Jacques Parizeau
Belle-mère. Ce mot m’a toujours dérangé, m’a toujours fait tiquer lorsqu’il est employé par les analystes politiques, les journalistes, voire même certains militants, pour qualifier les anciens premiers ministres – spécialement – du Parti Québécois. Hier soir, Jacques Parizeau était l’invité de Guy A. Lepage sur le plateau de Tout le monde en parle pour souligner la sortie de son nouveau livre traitant de la souveraineté du Québec. Dès la première minute, et jusqu’à la fin de l’entrevue, quelques petites blagues ont été lancées, ici et là (peut-être candidement), du genre : « C’est bien la première fois qu’une belle-mère admet ne pas savoir quelque chose (référent à la situation de l’ADQ) », etc. Je crois qu’il est grand temps, chez les médias et chez les militants politiques, de reconnaître ce que sont ces anciens premiers ministres : des hommes d’État que nous ferions bien d’écouter plus attentivement lorsqu’ils s’expriment sur la place publique.
Le devoir de s’exprimer
Nous sommes frappés d’une étrange maladie du mutisme au Québec et même au Canada qui fait en sorte que l’on exige des anciens leaders politiques, sous couvert de cohésion et de respect du parti, un mutisme presque total sur les dossiers d’actualité. L’on apprécie de les voir publier quelques années après leur retraite leurs mémoires, on célèbre leur contribution, on aime à se faire photographier à leurs côtés ou se faire dédicacer leur pavée, mais cependant: silence sur les vrais enjeux ! Pourquoi cela ? Il n’est pas rare de voir, en France notamment, d’anciens ministres, d’anciens premiers ministres écrire, s’exprimer publiquement pour marquer leur désaccord avec des politiques gouvernementales, ou commenter certaines réalités sociales et politiques sans que cela ne surprenne qui que ce soit.
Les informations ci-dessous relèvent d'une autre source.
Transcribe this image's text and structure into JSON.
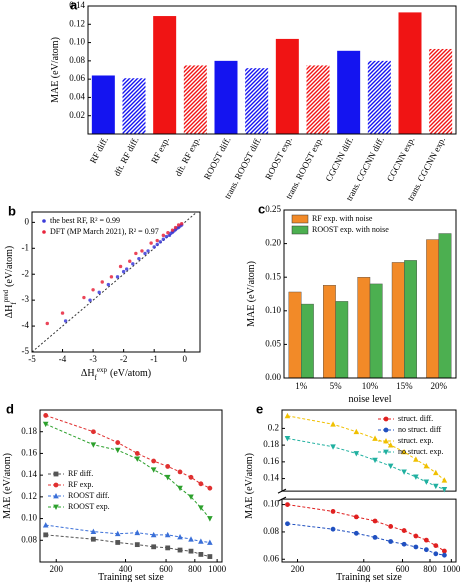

Cela vient enrichir le débat, proposer de nouvelles perspectives au lieu de le laisser péricliter. Lorsque l’on a marqué la vie publique et la scène politique du Québec pendant plus de 30 ans comme l’ont fait les Bernard Landry, les Jacques Parizeau ou les Lucien Bouchard (ou encore n’importe quel ministre des précédents gouvernements du PLQ ou du PQ), le prétendu « devoir » de réserve à mon sens ne tient pas la route. Au contraire, ces hommes ont avant tout un devoir de parole, un devoir de s’exprimer. Et heureusement, au grand déplaisir de certains, ces anciens leaders ne s’en privent pas ! Bernard Landry tient hebdomadairement une chronique dans le magazine La semaine, Lucien Bouchard s’est déjà exprimé par le biais du manifeste des « lucides » et Jacques Parizeau n’hésite jamais à commenter l’actualité économique ou politique du Québec comme en témoigne son dernier livre. Ces anciens politiciens ont contribué, depuis l’époque de Jean Lesage pour plusieurs, à façonner le Québec moderne et ont été de toutes les réformes majeures qu’a connu notre État. Que l’on pense à la création de la Caisse de dépôt, à l’adoption de la Charte de la langue française, aux rondes de négociations constitutionnelles, aux référendums sur l’indépendance, à l’accord de libre-échange, ils ont été de tous les combats. Leur expertise, leur savoir, leur opinion ne peuvent être que bienvenues lorsque l’on considère que les Mario Dumont, les Richard Martineau, les Nathalie Elgrably ou les Stéphane Gendron et Jeff Fillion de ce monde prennent bien souvent le haut du pavé.
Si les coups de gueule de ces hommes politiques peuvent parfois remettre sur les rails des partis qui s’égarent, secouer l’opinion publique ou sortir de leur confort des militants qui croient à la vérité infuse sur laquelle ils se reposent, alors bienvenue messieurs ! Vivement leurs éditoriaux, leurs prises de position et leurs essais ! Pour moi, que l’on soit souverainiste ou non, jamais je n’oserai utiliser ce mot à la limite du mauvais goût, voir du mépris, qu’est le mot « belle-mère » pour qualifier des hommes qui ont fait plus en quelques années pour le Québec que tous les scribouilleurs de journaux ou les prétendus leaders d’opinion n’en feront jamais dans toute leur vie. Jacques Parizeau, à 80 ans, avec la force et la lucidité qui sont encore siennes, continue l’engagement politique qui a marqué sa vie et pour cela, il ne mérite qu’un seul titre : Monsieur.